The plight of refugees and migrants from South America grows more drastic and their fate more uncertain. Refugee Stories are testimonies from children, adults, and families, gathered by the Salvadorean Lutheran Church, our companion synod in El Salvador, and CARECEN, an organization working to change the immigration system, win legal status for immigrants, and foster community activism. These stories are a tool and a witness for Refugee and Migrant Sunday and beyond; please share them with your congregations and ministries.

The girl is dead.

She’s 15 years old and her name is Marcela. Witnesses say she was executed by a gang member. We can’t see her face. All we can see is her plaid pants and gray T-shirt.

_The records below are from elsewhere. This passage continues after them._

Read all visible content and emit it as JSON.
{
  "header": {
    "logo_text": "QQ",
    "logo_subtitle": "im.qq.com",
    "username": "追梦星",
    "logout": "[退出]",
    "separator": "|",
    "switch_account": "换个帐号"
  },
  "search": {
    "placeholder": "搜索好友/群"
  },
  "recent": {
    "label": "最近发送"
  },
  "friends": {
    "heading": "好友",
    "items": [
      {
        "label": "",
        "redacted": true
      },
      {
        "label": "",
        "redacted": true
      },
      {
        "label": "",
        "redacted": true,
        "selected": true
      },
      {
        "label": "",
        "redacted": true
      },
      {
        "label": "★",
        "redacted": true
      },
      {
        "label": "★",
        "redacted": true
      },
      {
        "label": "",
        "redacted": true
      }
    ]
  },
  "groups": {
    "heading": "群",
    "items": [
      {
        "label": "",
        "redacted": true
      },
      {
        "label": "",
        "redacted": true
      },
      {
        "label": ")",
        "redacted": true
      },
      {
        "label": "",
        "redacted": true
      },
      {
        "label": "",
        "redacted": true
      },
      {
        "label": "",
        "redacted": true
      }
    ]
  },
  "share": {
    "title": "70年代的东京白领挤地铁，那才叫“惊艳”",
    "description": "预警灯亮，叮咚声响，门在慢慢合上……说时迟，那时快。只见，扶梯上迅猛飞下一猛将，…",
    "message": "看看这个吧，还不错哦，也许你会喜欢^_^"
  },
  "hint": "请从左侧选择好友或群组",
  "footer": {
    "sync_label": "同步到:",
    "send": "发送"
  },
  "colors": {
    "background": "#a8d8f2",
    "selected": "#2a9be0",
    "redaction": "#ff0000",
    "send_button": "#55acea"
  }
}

Her family is across the street in a pickup truck. We can’t tell you their names because it would put them in danger. Marcela’s mother is too upset to talk, so we talked to her grandmother. She says Marcela left the house that morning with her sister. The two worked in downtown San Salvador, the capitol of El Salvador, making tortillas.

The grandmother tells us that Marcela’s boyfriend was a bus driver in a gang-controlled neighborhood. First, he got threats. “Help the gang or we’ll kill you.” Then he disappeared. Then Marcela started getting threats.

And now this: Marcela’s body, lying on the ground, while people drive to work. We find the police investigator on the case. He says Marcela was attacked from behind and shot twice in the head. He says Marcela’s sister witnessed the killing. She’s now in police protection. We ask him why a gang member would kill a 15-year-old girl. He speculates that it’s because she didn’t want to be someone’s girlfriend or didn’t want to do something for that gang.

Is this normal, we ask? Does it happen to young women a lot? It happens every day, he says.

The police later release Marcela’s sister from their protection, even though local reporters tell us the gangs will probably go after her now. The family tells us their only option is to leave the country, ideally for the U.S. But they’ve got about $200 to their name.

It’s not nearly enough to pay a smuggler.